SEMINAR: Alexei Lyapustin and Yujie Wang, UMBC-GEST

If given a consecutive set of images of the same region of the Earth obtained from space, an untrained human will easily solve many of the remote sensing problems, such as selecting clear-skies areas, identifying clouds, distinguishing between clear and hazy conditions, and so on. What, in contrast to our brainís work, is missing in our algorithms, armed with the modern science, that solving these problems becomes difficult and fraught with uncertainties? One answer is that the contemporary concepts of aerosol and land surface remote sensing from whiskbroom (MODIS-like) sensors are pixel-based and disregard history of previous measurements. In this case, some important invariants of the atmosphere-surface system are overlooked.
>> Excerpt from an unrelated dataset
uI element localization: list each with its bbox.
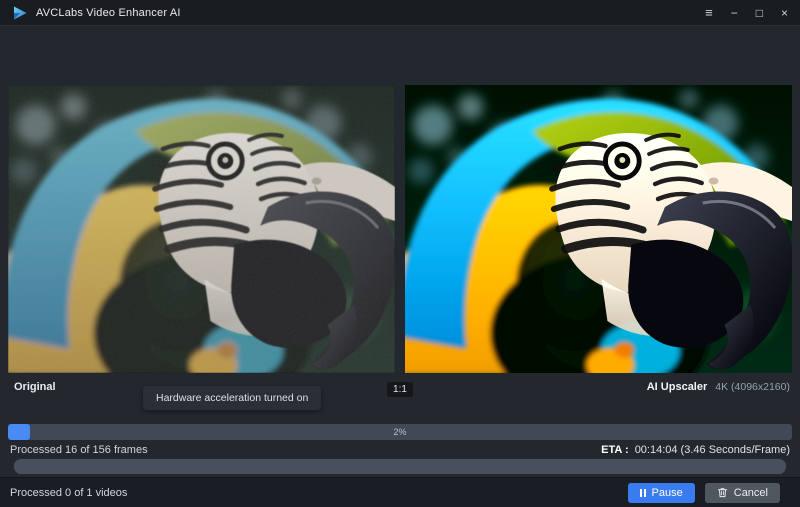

One example is a spatial structure (or texture) of the land surface at the landscape level, which generally changes at a very slow rate as compared to the frequency of spaceborne observations. In this seminar, I will describe a new MODIS land algorithm, which uses multi-temporal observations and an image-based rather than pixel-based processing. The new algorithm retrieves aerosol optical thickness simultaneously with surface bidirectional reflectance and albedo. It is generic and works over the dark vegetated and bright non-vegetated world regions with the current exception of snow-covered areas. The algorithm has internal water vapor retrievals and a new cloud mask algorithm. An initial validation shows an excellent agreement of our retrievals with AERONET water vapor and aerosol measurements.